French Prime Minister Manuel Valls Calls For New Emergency Surveillance Powers
French Prime Minister Manuel Valls on Monday called for authorization of new emergency surveillance powers that would provide sweeping authority to the government to counter exceptional security threats.
In a speech in Parliament, Valls said the proposed intelligence bill would allow intelligence services to use special surveillance powers without going through an independent panel, as is currently required. He stressed that such powers would only be used “in case of major crisis affecting the citizens’ security,” the Associated Press (AP) reported.
The move comes as French lawmakers are debating the bill that would legalize heavier surveillance of terror suspects.
The bill had been in a draft stage since July, but the government accelerated its passage after the January attack on Charlie Hebdo magazine's office in Paris. Valls told the Parliament that French intelligence had determined that seven jihadists from the country, who were either citizens or residents, died in suicide attacks in Syria and Iraq, and six of those were new converts to Islam. "This is a global threat that we must face," he reportedly said.
Jean-Jacques Urvoas, a socialist lawmaker who drafted the bill, said France is the only country in the West that lacks a law defining a framework for intelligence gathering, forcing agencies to work in legal “grey zones,” according to Radio France Internationale (RFI). The draft bill reportedly enjoys the support of both major parties in France.
However, the bill has been strongly condemned by rights groups, the Paris Bar Association and a magistrates’ union. On Monday, a group of 10 organizations slammed the new law in a statement, saying the government was “legalizing highly intrusive surveillance methods” without any assurance of “individual freedom and privacy protection,” the AP reported.
Jérémie Zimmermann from the civil liberties group La Quadrature du Net, told RFI that the new law would, in fact, enshrine practices which were already in use, making them legal and acceptable. “Today, the secret services are working illegally. Is the only solution to legalize what they are doing? Of course not. What they are doing should be forbidden. There is a need for a law, but there is also a need to ban practices that are by essence incompatible with democracy, such as the mass surveillance that is to be imposed by this law.”
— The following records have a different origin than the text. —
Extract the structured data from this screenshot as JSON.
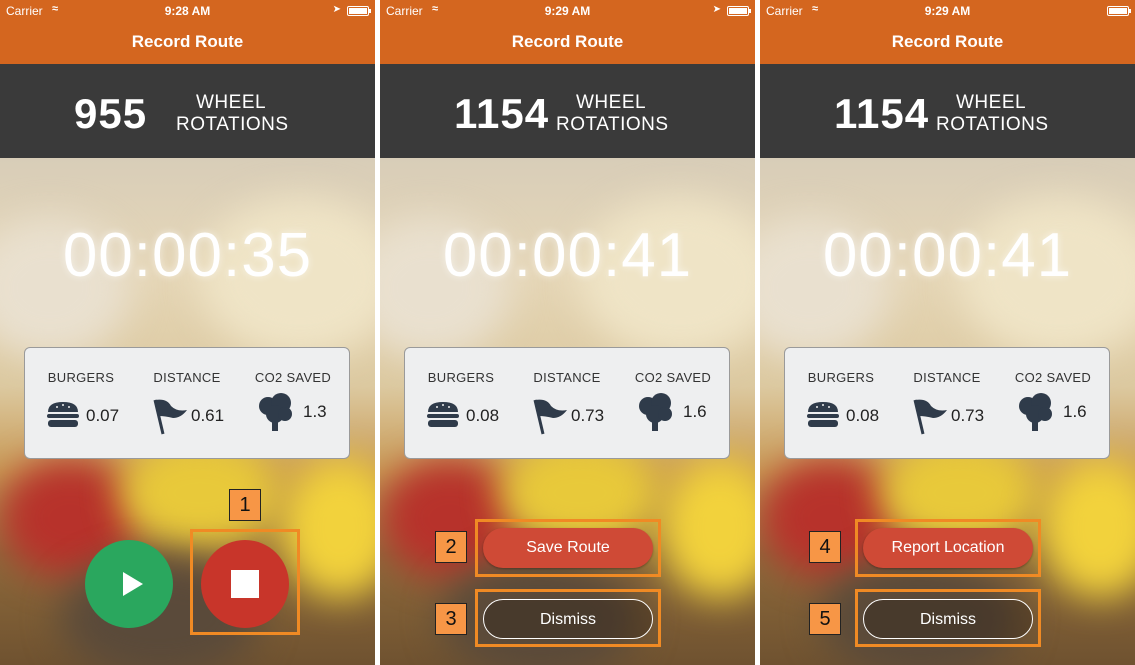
{
  "app": {
    "status": {
      "carrier": "Carrier"
    },
    "nav_title": "Record Route",
    "wheel_label": [
      "WHEEL",
      "ROTATIONS"
    ],
    "stat_headers": [
      "BURGERS",
      "DISTANCE",
      "CO2 SAVED"
    ]
  },
  "screens": [
    {
      "time": "9:28 AM",
      "rotations": "955",
      "timer": "00:00:35",
      "burgers": "0.07",
      "distance": "0.61",
      "co2": "1.3",
      "show_location_arrow": true
    },
    {
      "time": "9:29 AM",
      "rotations": "1154",
      "timer": "00:00:41",
      "burgers": "0.08",
      "distance": "0.73",
      "co2": "1.6",
      "primary_button": "Save Route",
      "secondary_button": "Dismiss",
      "show_location_arrow": true
    },
    {
      "time": "9:29 AM",
      "rotations": "1154",
      "timer": "00:00:41",
      "burgers": "0.08",
      "distance": "0.73",
      "co2": "1.6",
      "primary_button": "Report Location",
      "secondary_button": "Dismiss",
      "show_location_arrow": false
    }
  ],
  "callouts": [
    "1",
    "2",
    "3",
    "4",
    "5"
  ],
  "colors": {
    "nav": "#d4661f",
    "wheel_bar": "#3a3a3a",
    "play": "#2aa75e",
    "stop": "#c8352a",
    "primary_button": "#cf4a36",
    "highlight": "#f08a24"
  },
  "icons": [
    "wifi-icon",
    "location-arrow-icon",
    "battery-icon",
    "burger-icon",
    "flag-icon",
    "tree-icon",
    "play-icon",
    "stop-icon"
  ]
}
The proposed law would allow the use of technology to capture and analyze metadata sent over all telecommunications networks, which the government reportedly claims it can analyze for specific behavioral patterns displayed by terrorists. However, the data collected would reportedly be anonymous, and authorities would require authorization from the independent panel before they can perform deeper surveillance to determine the identity of users.
It would also allow surveillance agents to install cameras and keyloggers in suspects' homes in order to track their every action and keystroke.
The proposed law would also force internet service providers to set up metadata monitoring systems. This has prompted a group of web providers to threaten to relocate outside of France. “The draft bill destroys freedoms, but it is also anti-economic and essentially inefficient for the objective it sets out,” the group of Internet firms said in a column published last week, according to Reuters.
Valls denied allegations that the bill would open the door to widespread mass surveillance similar to that conducted by the U.S. National Security Agency, claiming that the data gathering would be stringently restricted by law and monitored by the panel. "It has nothing to do with the practices revealed by Edward Snowden," he reportedly said.